The associations called for the appointment of a "freedoms commissioner" within the Australian Human Rights Commission.They also recommended protections pushed by conservatives in last year's same-sex marriage debate, including freedom of speech on defining marriage and securing the charitable status of religious organisations.
However, campaigners behind the push to legalise same-sex marriage campaign told the inquiry that enabling legislation struck the right balance and should not be revisited.Submissions lodged by LGBTI rights advocates and human rights organisations called for religious exemptions to discrimination law to be wound back or dumped.

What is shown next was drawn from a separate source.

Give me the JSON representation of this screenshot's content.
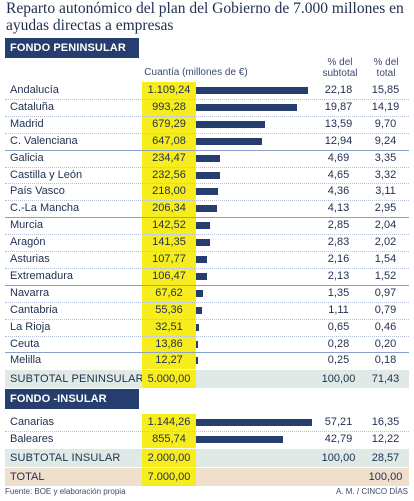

"We oppose all state, territory and commonwealth provisions that allow discrimination and vilification on the grounds of sexual orientation, gender identity, intersex status and relationship status," LGBTI rights group Just.Equal said."This includes those provisions that allow discrimination and vilification by religious individuals and organisations including schools, hospitals, welfare agencies and aged care facilities."
Melbourne Anglican Bishop Philip Huggins, president of the National Council of Churches in Australia, said the right to freedom of religion was in reasonable shape.
However, the council said it was seeing more verbal and physical abuse of people based on their religion.
The ability to eject students who posed a threat to religious communities must also remain intact, Christian Schools Australia said.
The council recommended the government examine the possible benefits of a bill of human rights, and review the way schools teach about major religions of the world.